Ormai passati da “curiosità enologica” a realtà di mercato che si sta consolidando sempre di più, tanto tra i consumatori che tra i produttori e con interessanti prospettive per il futuro. Sono i vini Piwi che nascono da quei “vitigni resistenti” sempre più protagonisti di eventi, approfondimenti ma anche studi. Come il progetto Imvibior, una ricerca condotta da “Dimensione Agricoltura”, con il Dipartimento Territorio e Sistemi Agro-Forestali (Tesaf) dell’Università degli Studi di Padova, Agridinamica e l’azienda vitivinicola Ca’ da Roman, in collaborazione con l’Associazione Piwi Veneto.
Il “focus” era sulla diffusione dei vini da vitigni resistenti Piwi in Veneto, regione leader in Italia nella produzione di vino, ma anche nell’export. Un primato che abbraccia anche la produzione dei vini Piwi: è il Veneto a guidare la classifica con 630 ettari coltivati a vitigni resistenti, 94 produttori e 173 etichette in commercio, pari al 38% del totale nazionale. Seguono l’Alto Adige (53 produttori e 119 vini in commercio), il Trentino (37 produttori e 61 vini), la Lombardia (34 produttori e 49 vini) e il Friuli Venezia Giulia (21 produttori e 41 vini).
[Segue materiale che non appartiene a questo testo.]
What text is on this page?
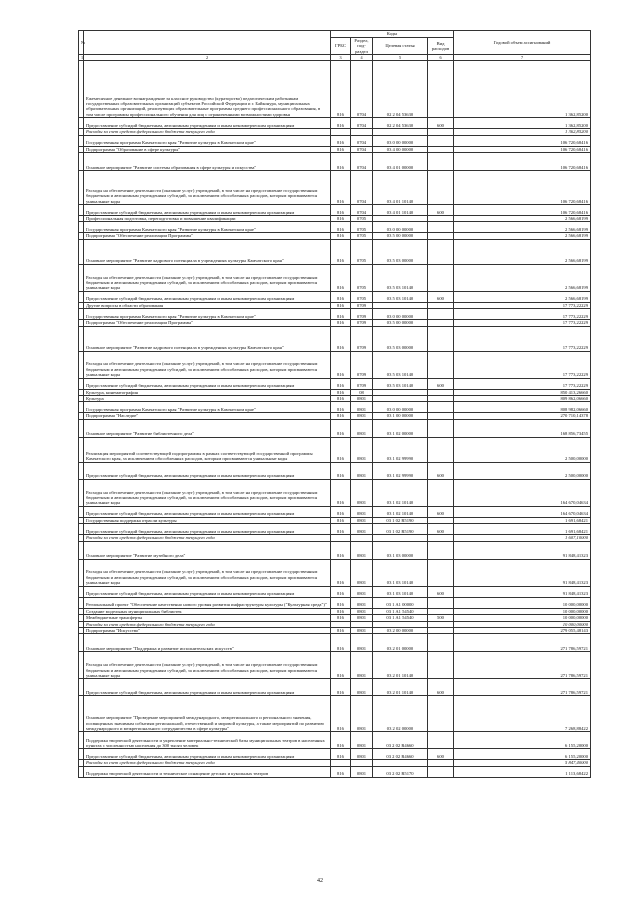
№		Коды				Годовой объем ассигнований
		ГРБС	Раздел, под-раздел	Целевая статья	Вид расходов	
1	2	3	4	5	6	7
	Ежемесячное денежное вознаграждение за классное руководство (кураторство) педагогическим работникам государственных образовательных организаций субъектов Российской Федерации и г. Байконура, муниципальных образовательных организаций, реализующих образовательные программы среднего профессионального образования, в том числе программы профессионального обучения для лиц с ограниченными возможностями здоровья	816	0704	02 2 04 53630		1 362,85200
	Предоставление субсидий бюджетным, автономным учреждениям и иным некоммерческим организациям	816	0704	02 2 04 53630	600	1 362,85200
	Расходы за счет средств федерального бюджета текущего года					1 362,85200
	Государственная программа Камчатского края "Развитие культуры в Камчатском крае"	816	0704	03 0 00 00000		106 720,68416
	Подпрограмма "Образование в сфере культуры"	816	0704	03 4 00 00000		106 720,68416
	Основное мероприятие "Развитие системы образования в сфере культуры и искусства"	816	0704	03 4 01 00000		106 720,68416
	Расходы на обеспечение деятельности (оказание услуг) учреждений, в том числе на предоставление государственным бюджетным и автономным учреждениям субсидий, за исключением обособленных расходов, которым присваиваются уникальные коды	816	0704	03 4 01 10140		106 720,68416
	Предоставление субсидий бюджетным, автономным учреждениям и иным некоммерческим организациям	816	0704	03 4 01 10140	600	106 720,68416
	Профессиональная подготовка, переподготовка и повышение квалификации	816	0705			2 566,68199
	Государственная программа Камчатского края "Развитие культуры в Камчатском крае"	816	0705	03 0 00 00000		2 566,68199
	Подпрограмма "Обеспечение реализации Программы"	816	0705	03 5 00 00000		2 566,68199
	Основное мероприятие "Развитие кадрового потенциала в учреждениях культуры Камчатского края"	816	0705	03 5 03 00000		2 566,68199
	Расходы на обеспечение деятельности (оказание услуг) учреждений, в том числе на предоставление государственным бюджетным и автономным учреждениям субсидий, за исключением обособленных расходов, которым присваиваются уникальные коды	816	0705	03 5 03 10140		2 566,68199
	Предоставление субсидий бюджетным, автономным учреждениям и иным некоммерческим организациям	816	0705	03 5 03 10140	600	2 566,68199
	Другие вопросы в области образования	816	0709			17 773,22229
	Государственная программа Камчатского края "Развитие культуры в Камчатском крае"	816	0709	03 0 00 00000		17 773,22229
	Подпрограмма "Обеспечение реализации Программы"	816	0709	03 5 00 00000		17 773,22229
	Основное мероприятие "Развитие кадрового потенциала в учреждениях культуры Камчатского края"	816	0709	03 5 03 00000		17 773,22229
	Расходы на обеспечение деятельности (оказание услуг) учреждений, в том числе на предоставление государственным бюджетным и автономным учреждениям субсидий, за исключением обособленных расходов, которым присваиваются уникальные коды	816	0709	03 5 03 10140		17 773,22229
	Предоставление субсидий бюджетным, автономным учреждениям и иным некоммерческим организациям	816	0709	03 5 03 10140	600	17 773,22229
	Культура, кинематография	816	08			850 413,26660
	Культура	816	0801			809 862,06660
	Государственная программа Камчатского края "Развитие культуры в Камчатском крае"	816	0801	03 0 00 00000		808 982,06660
	Подпрограмма "Наследие"	816	0801	03 1 00 00000		270 710,14378
	Основное мероприятие "Развитие библиотечного дела"	816	0801	03 1 02 00000		168 856,73455
	Реализация мероприятий соответствующей подпрограммы в рамках соответствующей государственной программы Камчатского края, за исключением обособленных расходов, которым присваиваются уникальные коды	816	0801	03 1 02 99990		2 500,00000
	Предоставление субсидий бюджетным, автономным учреждениям и иным некоммерческим организациям	816	0801	03 1 02 99990	600	2 500,00000
	Расходы на обеспечение деятельности (оказание услуг) учреждений, в том числе на предоставление государственным бюджетным и автономным учреждениям субсидий, за исключением обособленных расходов, которым присваиваются уникальные коды	816	0801	03 1 02 10140		164 670,04634
	Предоставление субсидий бюджетным, автономным учреждениям и иным некоммерческим организациям	816	0801	03 1 02 10140	600	164 670,04634
	Государственная поддержка отрасли культуры	816	0801	03 1 02 R5190		1 691,68421
	Предоставление субсидий бюджетным, автономным учреждениям и иным некоммерческим организациям	816	0801	03 1 02 R5190	600	1 691,68421
	Расходы за счет средств федерального бюджета текущего года					1 607,10000
	Основное мероприятие "Развитие музейного дела"	816	0801	03 1 03 00000		91 848,41323
	Расходы на обеспечение деятельности (оказание услуг) учреждений, в том числе на предоставление государственным бюджетным и автономным учреждениям субсидий, за исключением обособленных расходов, которым присваиваются уникальные коды	816	0801	03 1 03 10140		91 848,41323
	Предоставление субсидий бюджетным, автономным учреждениям и иным некоммерческим организациям	816	0801	03 1 03 10140	600	91 848,41323
	Региональный проект "Обеспечение качественно нового уровня развития инфраструктуры культуры ("Культурная среда")"	816	0801	03 1 A1 00000		10 000,00000
	Создание модельных муниципальных библиотек	816	0801	03 1 A1 54540		10 000,00000
	Межбюджетные трансферты	816	0801	03 1 A1 54540	500	10 000,00000
	Расходы за счет средств федерального бюджета текущего года					10 000,00000
	Подпрограмма "Искусство"	816	0801	03 2 00 00000		279 055,48143
	Основное мероприятие "Поддержка и развитие исполнительских искусств"	816	0801	03 2 01 00000		271 786,59721
	Расходы на обеспечение деятельности (оказание услуг) учреждений, в том числе на предоставление государственным бюджетным и автономным учреждениям субсидий, за исключением обособленных расходов, которым присваиваются уникальные коды	816	0801	03 2 01 10140		271 786,59721
	Предоставление субсидий бюджетным, автономным учреждениям и иным некоммерческим организациям	816	0801	03 2 01 10140	600	271 786,59721
	Основное мероприятие "Проведение мероприятий международного, межрегионального и регионального значения, посвященных значимым событиям региональной, отечественной и мировой культуры, а также мероприятий по развитию международного и межрегионального сотрудничества в сфере культуры"	816	0801	03 2 02 00000		7 268,88422
	Поддержка творческой деятельности и укрепление материально-технической базы муниципальных театров в населенных пунктах с численностью населения до 300 тысяч человек	816	0801	03 2 02 R4660		6 155,20000
	Предоставление субсидий бюджетным, автономным учреждениям и иным некоммерческим организациям	816	0801	03 2 02 R4660	600	6 155,20000
	Расходы за счет средств федерального бюджета текущего года					5 847,40000
	Поддержка творческой деятельности и техническое оснащение детских и кукольных театров	816	0801	03 2 02 R5170		1 113,68422
42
La ricerca, condotta su 25 aziende agricole, ha confermato, come riporta Agrodinamica, “la soddisfazione dei produttori Piwi per il percorso intrapreso. Il 96% ha dichiarato che coltiverebbe nuovamente vitigni resistenti, mentre il 76% intende aumentarne il numero. I vantaggi ambientali ed economici sono, infatti, significativi: i vitigni resistenti richiedono in media 4 trattamenti annui, contro i 15/20 necessari per le varietà tradizionali. Nonostante ciò, il 48% dei produttori ha dichiarato di incontrare difficoltà nella commercializzazione del prodotto finale. I produttori Piwi, infatti, si concentrano maggiormente sulla vendita diretta (96%) e nel canale HoReCa (91%) e si affidano in misura limitata agli intermediari o alla Gdo, con percentuali molto basse”. Occoreranno nuove strategie per il “decollo” dei vini Piwi a livello commerciale e una comunicazione ad hoc potrebbe avere effetti positivi.
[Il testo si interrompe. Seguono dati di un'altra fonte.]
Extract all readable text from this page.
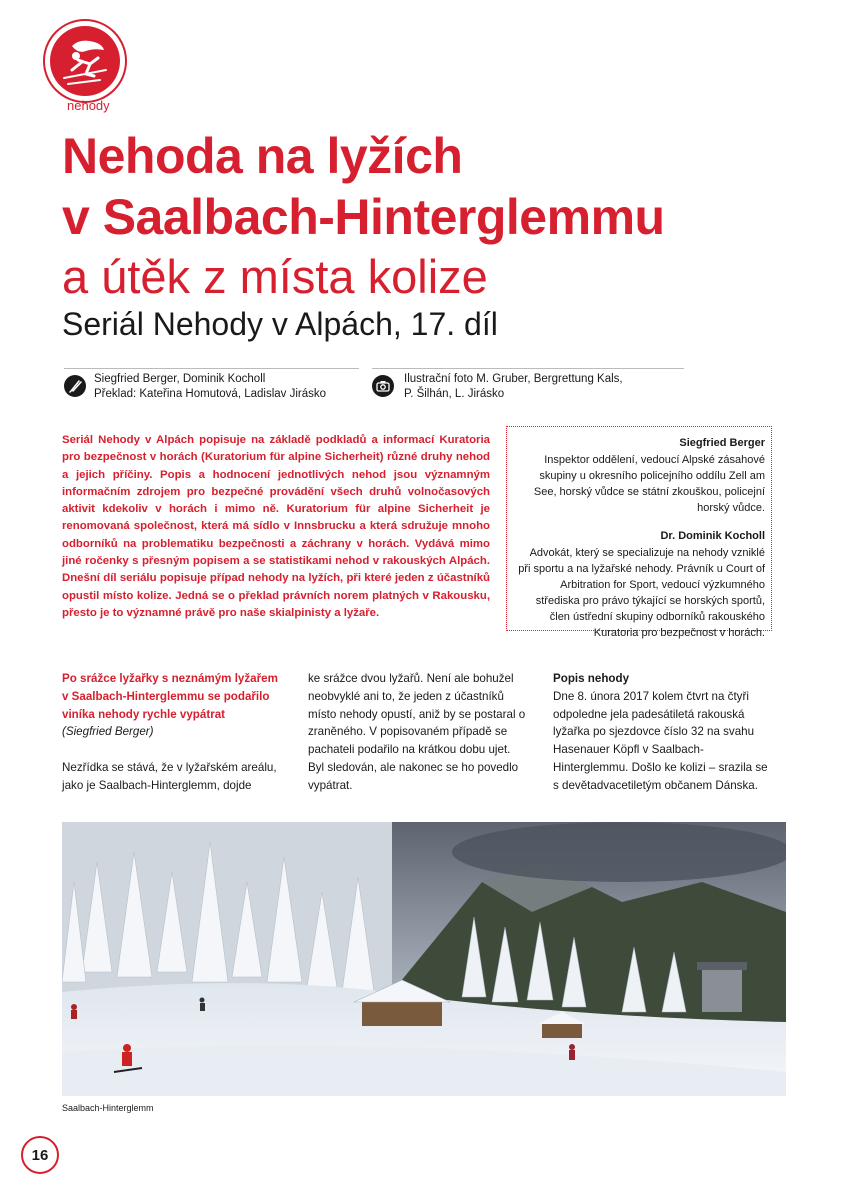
nehody
Nehoda na lyžích
v Saalbach-Hinterglemmu
a útěk z místa kolize
Seriál Nehody v Alpách, 17. díl
Siegfried Berger, Dominik Kocholl
Překlad: Kateřina Homutová, Ladislav Jirásko
Ilustrační foto M. Gruber, Bergrettung Kals,
P. Šilhán, L. Jirásko
Seriál Nehody v Alpách popisuje na základě podkladů a informací Kuratoria pro bezpečnost v horách (Kuratorium für alpine Sicherheit) různé druhy nehod a jejich příčiny. Popis a hodnocení jednotlivých nehod jsou významným informačním zdrojem pro bezpečné provádění všech druhů volnočasových aktivit kdekoliv v horách i mimo ně. Kuratorium für alpine Sicherheit je renomovaná společnost, která má sídlo v Innsbrucku a která sdružuje mnoho odborníků na problematiku bezpečnosti a záchrany v horách. Vydává mimo jiné ročenky s přesným popisem a se statistikami nehod v rakouských Alpách. Dnešní díl seriálu popisuje případ nehody na lyžích, při které jeden z účastníků opustil místo kolize. Jedná se o překlad právních norem platných v Rakousku, přesto je to významné právě pro naše skialpinisty a lyžaře.
Siegfried Berger
Inspektor oddělení, vedoucí Alpské zásahové skupiny u okresního policejního oddílu Zell am See, horský vůdce se státní zkouškou, policejní horský vůdce.
Dr. Dominik Kocholl
Advokát, který se specializuje na nehody vzniklé při sportu a na lyžařské nehody. Právník u Court of Arbitration for Sport, vedoucí výzkumného střediska pro právo týkající se horských sportů, člen ústřední skupiny odborníků rakouského Kuratoria pro bezpečnost v horách.
Po srážce lyžařky s neznámým lyžařem v Saalbach-Hinterglemmu se podařilo viníka nehody rychle vypátrat
(Siegfried Berger)
Nezřídka se stává, že v lyžařském areálu, jako je Saalbach-Hinterglemm, dojde
ke srážce dvou lyžařů. Není ale bohužel neobvyklé ani to, že jeden z účastníků místo nehody opustí, aniž by se postaral o zraněného. V popisovaném případě se pachateli podařilo na krátkou dobu ujet. Byl sledován, ale nakonec se ho povedlo vypátrat.
Popis nehody
Dne 8. února 2017 kolem čtvrt na čtyři odpoledne jela padesátiletá rakouská lyžařka po sjezdovce číslo 32 na svahu Hasenauer Köpfl v Saalbach-Hinterglemmu. Došlo ke kolizi – srazila se s devětadvacetiletým občanem Dánska.
Saalbach-Hinterglemm
16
Non a caso “il 92% dei produttori intervistati ritiene che comunicare in modo efficace i benefici del prodotto sia essenziale per il suo successo commerciale. I trend di mercato mostrano una sempre maggiore sensibilità alle tematiche legate alla sostenibilità ambientale e sociale. Tuttavia, la ricerca ha evidenziato che solo il 20% dei consumatori intervistati conosce i vini Piwi. Analizzando le motivazioni di acquisto, risulta che il 35% dei consumatori si affida principalmente al consiglio del venditore di fiducia, seguito dal gradimento dopo averli assaggiati (35%) e dal minor impatto ambientale (34%)”. Daniel Vecchiato, professore del Dipartimento Tesaf dell’Università degli Studi di Padova, spiega che “i dati raccolti confermano che i vini prodotti da vitigni resistenti Piwi sono ancora un prodotto di nicchia e che per incentivare l’acquisto, è possibile renderli facilmente riconoscibili attraverso il logo “Piwi International” e facendo in modo che le loro caratteristiche in termini di sostenibilità vengano veicolate al consumatore con un “segnale” noto quale la certificazione biologica. Anche l’Indicazione Geografica Tipica e la dicitura “vino prodotto da vitigni resistenti” possono contribuire a incentivare l’acquisto”. Le aziende intervistate hanno evidenziato la necessità di una strategia comune: il 40% chiede azioni congiunte tra produttori, il 16% una maggiore promozione della vendita online e il 12% modifiche normative per includere i vitigni Piwi nelle Dop.